The ability to perceive the emotional states of others is thus a key component in social interactions. Corresponding sensorimotor regions exist in the CNS for this purpose. The somatosensory cortex plays a particularly important role in human emotion understanding. However, while different emotions are experienced in specific body parts, it is not known whether the somatosensory cortex has corresponding somatotopic activations for different emotional expressions. If sensations from body parts can be mapped to specific areas on the somatosensory cortex, as is now known, do emotions felt in the body activate the same areas in the brain? In one study, scientists investigated whether the affective response triggered by observing the emotional facial expressions of others leads to different activations in the sensorimotor cortex. Whereas only a few body regions, such as the region for the finger or the toe of the foot were examined. The results showed an emotion-specific response in the finger region of the brain when observing angry as opposed to sad emotional expressions. After controlling for the transfer effects of visual evoked activity. These are the first indications that the regions of bodily sensations and physically perceptible emotions in somatosensory cortex may be the same.

 

People can experience emotional states of others and use these embodied responses to understand and predict behavior in complex social interactions. Experiencing and understanding observed emotions is supported by a distributed brain network that includes older sensory areas in the visual, auditory, and motor cortex as well as newer brain areas such as the prefrontal and orbitofrontal cortex and the temporo-parietal cortex. The motor and sensory cortexes, including the somatosensory cortex, are highly interconnected with the limbic system. Activity in these areas is related to performance in simple perceptual tasks such as emotion recognition or discrimination of facial and bodily expressions, and in more complex social tasks such as imitation or perspective taking. The observer's body has a special role to play here, since he needs it for this performance. Thus, the body plays an important role in experiencing one's own or other emotions and sensations! 

 

 

Sources:

- Sachs et al.(2019) Echoing the emotions of others: empathy is related to how adults and children map emotion onto the body, Cogn Emot 33(8):1639-1654.

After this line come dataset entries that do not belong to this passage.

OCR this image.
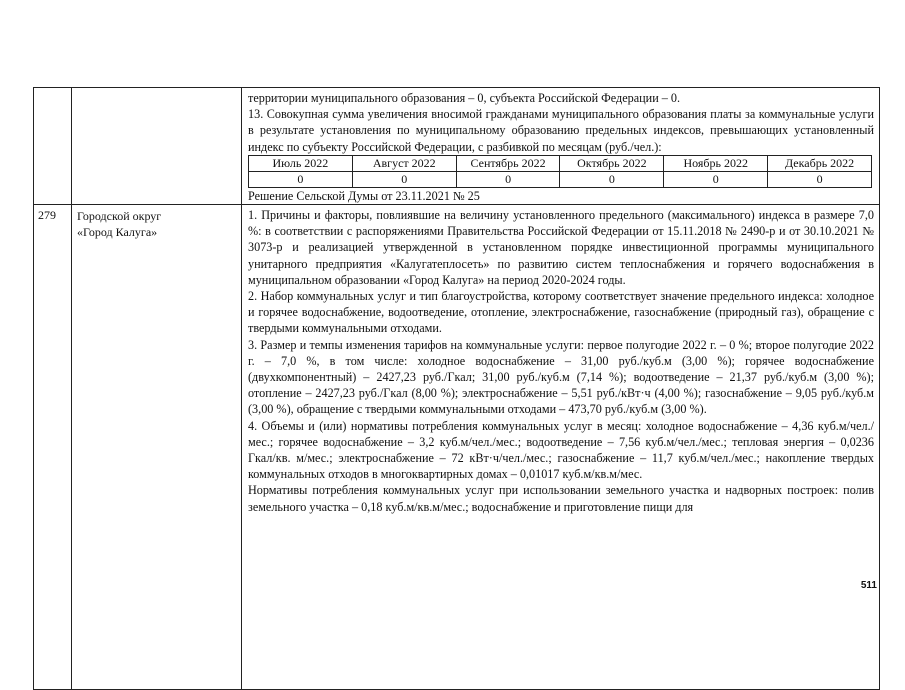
территории муниципального образования – 0, субъекта Российской Федерации – 0.

13. Совокупная сумма увеличения вносимой гражданами муниципального образования платы за коммунальные услуги в результате установления по муниципальному образованию предельных индексов, превышающих установленный индекс по субъекту Российской Федерации, с разбивкой по месяцам (руб./чел.):

Июль 2022	Август 2022	Сентябрь 2022	Октябрь 2022	Ноябрь 2022	Декабрь 2022
0	0	0	0	0	0

Решение Сельской Думы от 23.11.2021 № 25

279	Городской округ
«Город Калуга»

1. Причины и факторы, повлиявшие на величину установленного предельного (максимального) индекса в размере 7,0 %: в соответствии с распоряжениями Правительства Российской Федерации от 15.11.2018 № 2490-р и от 30.10.2021 № 3073-р и реализацией утвержденной в установленном порядке инвестиционной программы муниципального унитарного предприятия «Калугатеплосеть» по развитию систем теплоснабжения и горячего водоснабжения в муниципальном образовании «Город Калуга» на период 2020-2024 годы.

2. Набор коммунальных услуг и тип благоустройства, которому соответствует значение предельного индекса: холодное и горячее водоснабжение, водоотведение, отопление, электроснабжение, газоснабжение (природный газ), обращение с твердыми коммунальными отходами.

3. Размер и темпы изменения тарифов на коммунальные услуги: первое полугодие 2022 г. – 0 %; второе полугодие 2022 г. – 7,0 %, в том числе: холодное водоснабжение – 31,00 руб./куб.м (3,00 %); горячее водоснабжение (двухкомпонентный) – 2427,23 руб./Гкал; 31,00 руб./куб.м (7,14 %); водоотведение – 21,37 руб./куб.м (3,00 %); отопление – 2427,23 руб./Гкал (8,00 %); электроснабжение – 5,51 руб./кВт·ч (4,00 %); газоснабжение – 9,05 руб./куб.м (3,00 %), обращение с твердыми коммунальными отходами – 473,70 руб./куб.м (3,00 %).

4. Объемы и (или) нормативы потребления коммунальных услуг в месяц: холодное водоснабжение – 4,36 куб.м/чел./мес.; горячее водоснабжение – 3,2 куб.м/чел./мес.; водоотведение – 7,56 куб.м/чел./мес.; тепловая энергия – 0,0236 Гкал/кв. м/мес.; электроснабжение – 72 кВт·ч/чел./мес.; газоснабжение – 11,7 куб.м/чел./мес.; накопление твердых коммунальных отходов в многоквартирных домах – 0,01017 куб.м/кв.м/мес.

Нормативы потребления коммунальных услуг при использовании земельного участка и надворных построек: полив земельного участка – 0,18 куб.м/кв.м/мес.; водоснабжение и приготовление пищи для

511
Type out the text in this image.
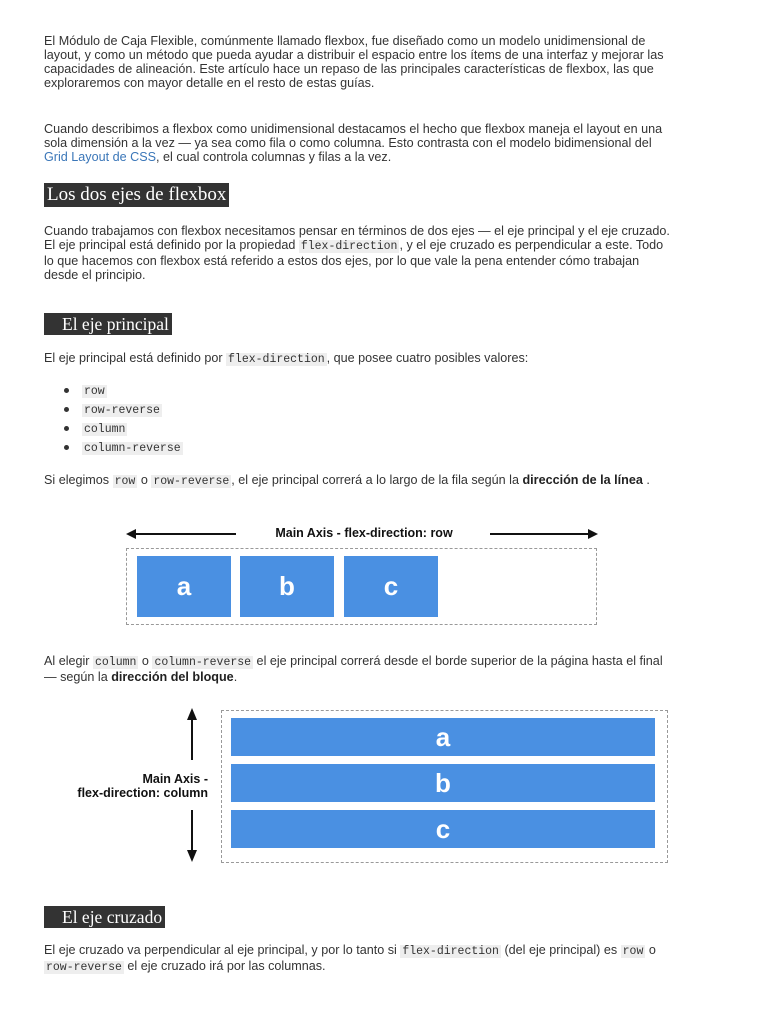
El Módulo de Caja Flexible, comúnmente llamado flexbox, fue diseñado como un modelo unidimensional de layout, y como un método que pueda ayudar a distribuir el espacio entre los ítems de una interfaz y mejorar las capacidades de alineación. Este artículo hace un repaso de las principales características de flexbox, las que exploraremos con mayor detalle en el resto de estas guías.

Cuando describimos a flexbox como unidimensional destacamos el hecho que flexbox maneja el layout en una sola dimensión a la vez — ya sea como fila o como columna. Esto contrasta con el modelo bidimensional del Grid Layout de CSS, el cual controla columnas y filas a la vez.

Los dos ejes de flexbox

Cuando trabajamos con flexbox necesitamos pensar en términos de dos ejes — el eje principal y el eje cruzado. El eje principal está definido por la propiedad flex-direction , y el eje cruzado es perpendicular a este. Todo lo que hacemos con flexbox está referido a estos dos ejes, por lo que vale la pena entender cómo trabajan desde el principio.

El eje principal

El eje principal está definido por flex-direction , que posee cuatro posibles valores:

row
row-reverse
column
column-reverse

Si elegimos row o row-reverse , el eje principal correrá a lo largo de la fila según la dirección de la línea .

Al elegir column o column-reverse el eje principal correrá desde el borde superior de la página hasta el final — según la dirección del bloque.

El eje cruzado

El eje cruzado va perpendicular al eje principal, y por lo tanto si flex-direction (del eje principal) es row o row-reverse el eje cruzado irá por las columnas.

Main Axis - flex-direction: row
a	b	c
Main Axis -
flex-direction: column
a
b
c
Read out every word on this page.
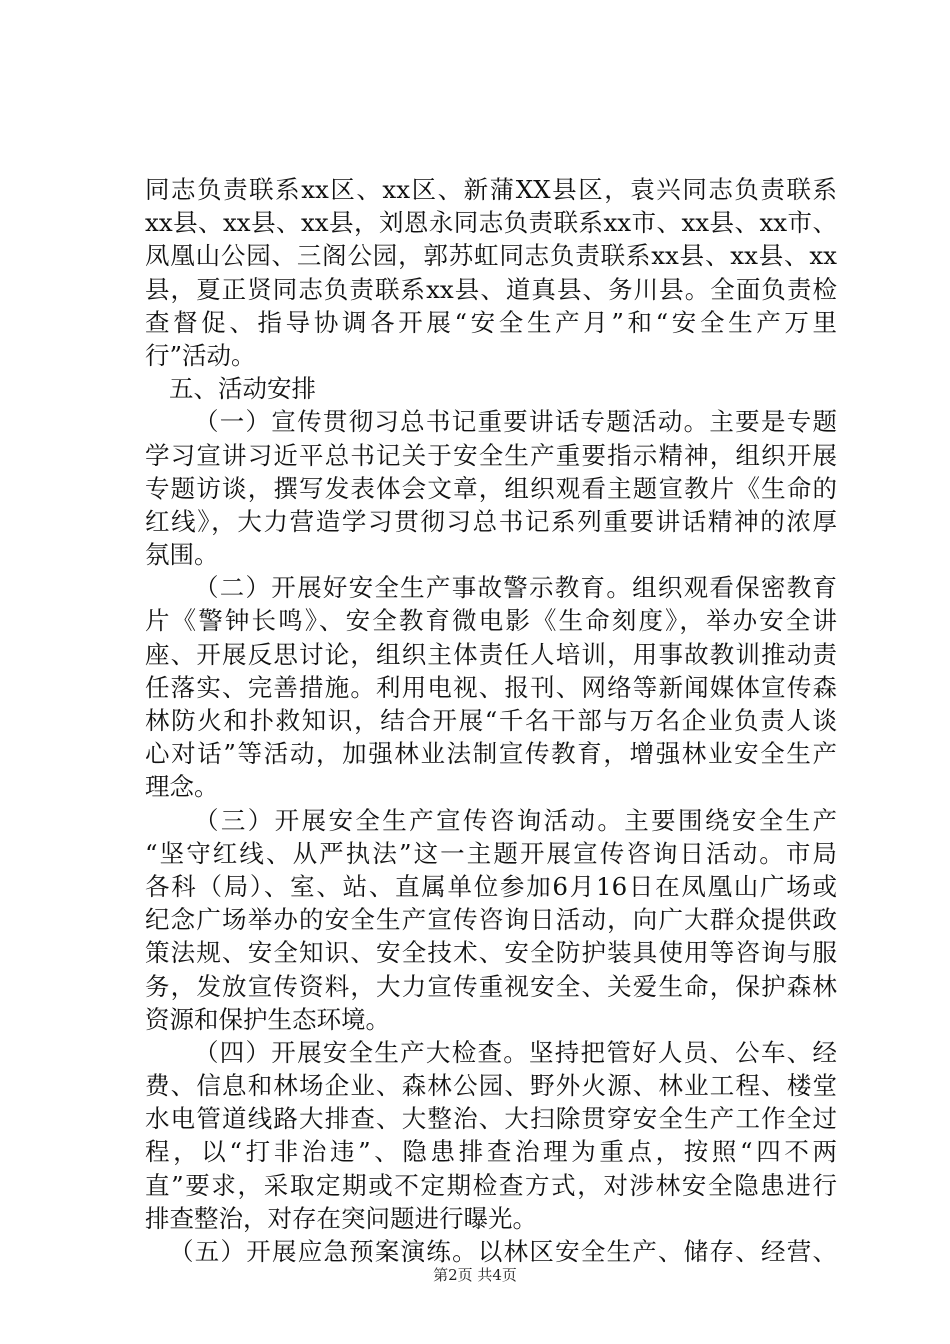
同志负责联系xx区、xx区、新蒲XX县区，袁兴同志负责联系
xx县、xx县、xx县，刘恩永同志负责联系xx市、xx县、xx市、
凤凰山公园、三阁公园，郭苏虹同志负责联系xx县、xx县、xx
县，夏正贤同志负责联系xx县、道真县、务川县。全面负责检
查督促、指导协调各开展“安全生产月”和“安全生产万里
行”活动。
五、活动安排
（一）宣传贯彻习总书记重要讲话专题活动。主要是专题
学习宣讲习近平总书记关于安全生产重要指示精神，组织开展
专题访谈，撰写发表体会文章，组织观看主题宣教片《生命的
红线》，大力营造学习贯彻习总书记系列重要讲话精神的浓厚
氛围。
（二）开展好安全生产事故警示教育。组织观看保密教育
片《警钟长鸣》、安全教育微电影《生命刻度》，举办安全讲
座、开展反思讨论，组织主体责任人培训，用事故教训推动责
任落实、完善措施。利用电视、报刊、网络等新闻媒体宣传森
林防火和扑救知识，结合开展“千名干部与万名企业负责人谈
心对话”等活动，加强林业法制宣传教育，增强林业安全生产
理念。
（三）开展安全生产宣传咨询活动。主要围绕安全生产
“坚守红线、从严执法”这一主题开展宣传咨询日活动。市局
各科（局）、室、站、直属单位参加6月16日在凤凰山广场或
纪念广场举办的安全生产宣传咨询日活动，向广大群众提供政
策法规、安全知识、安全技术、安全防护装具使用等咨询与服
务，发放宣传资料，大力宣传重视安全、关爱生命，保护森林
资源和保护生态环境。
（四）开展安全生产大检查。坚持把管好人员、公车、经
费、信息和林场企业、森林公园、野外火源、林业工程、楼堂
水电管道线路大排查、大整治、大扫除贯穿安全生产工作全过
程，以“打非治违”、隐患排查治理为重点，按照“四不两
直”要求，采取定期或不定期检查方式，对涉林安全隐患进行
排查整治，对存在突问题进行曝光。
（五）开展应急预案演练。以林区安全生产、储存、经营、
第2页 共4页
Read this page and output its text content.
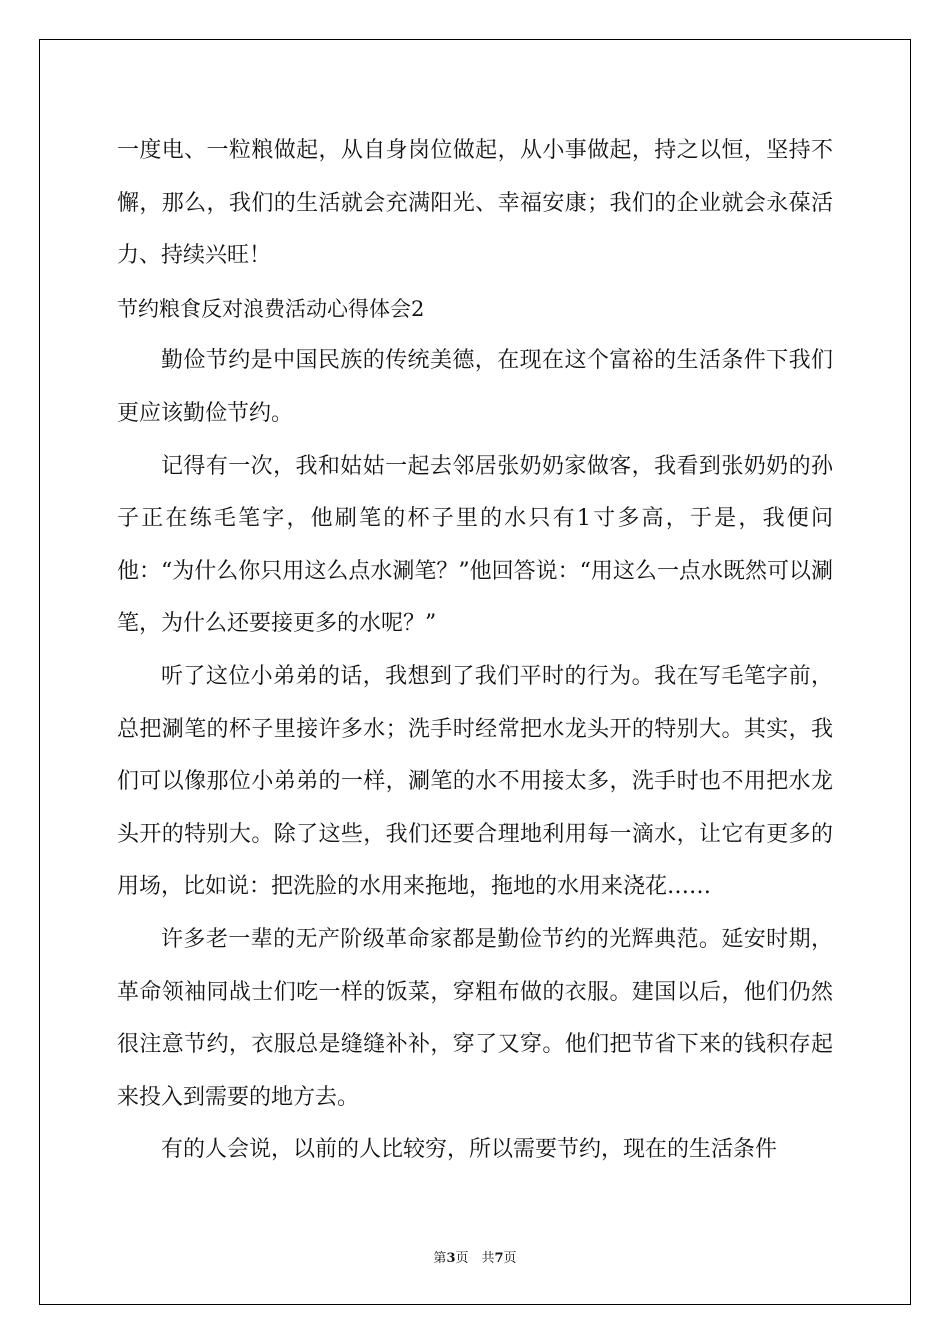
一度电、一粒粮做起，从自身岗位做起，从小事做起，持之以恒，坚持不懈，那么，我们的生活就会充满阳光、幸福安康；我们的企业就会永葆活力、持续兴旺！

节约粮食反对浪费活动心得体会2

勤俭节约是中国民族的传统美德，在现在这个富裕的生活条件下我们更应该勤俭节约。

记得有一次，我和姑姑一起去邻居张奶奶家做客，我看到张奶奶的孙子正在练毛笔字，他刷笔的杯子里的水只有1寸多高，于是，我便问他：“为什么你只用这么点水涮笔？”他回答说：“用这么一点水既然可以涮笔，为什么还要接更多的水呢？”

听了这位小弟弟的话，我想到了我们平时的行为。我在写毛笔字前，总把涮笔的杯子里接许多水；洗手时经常把水龙头开的特别大。其实，我们可以像那位小弟弟的一样，涮笔的水不用接太多，洗手时也不用把水龙头开的特别大。除了这些，我们还要合理地利用每一滴水，让它有更多的用场，比如说：把洗脸的水用来拖地，拖地的水用来浇花……

许多老一辈的无产阶级革命家都是勤俭节约的光辉典范。延安时期，革命领袖同战士们吃一样的饭菜，穿粗布做的衣服。建国以后，他们仍然很注意节约，衣服总是缝缝补补，穿了又穿。他们把节省下来的钱积存起来投入到需要的地方去。

有的人会说，以前的人比较穷，所以需要节约，现在的生活条件

第3页　共7页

- Nummenmaa et al.(2013) Bodily maps of emotions, Proc Natl Acad Sci U S A 14;111(2):646-51.

- Critchley and Garfinkel (2017) Interoception and emotion, Curr Opin Psychol 17:7-14.

- Volynets et al.(2020) Bodily maps of emotions are culturally universal, Emotion 20(7):1127-1136.

- Santiago Delefosse (2000) Actuality of Wallon's emotional model: toward a "body-psychosocial" model of emotions, Encephale 26(1):8-20.

- Sel et al. (2020) The somatotopy of observed emotions, Cortex 129:11-22.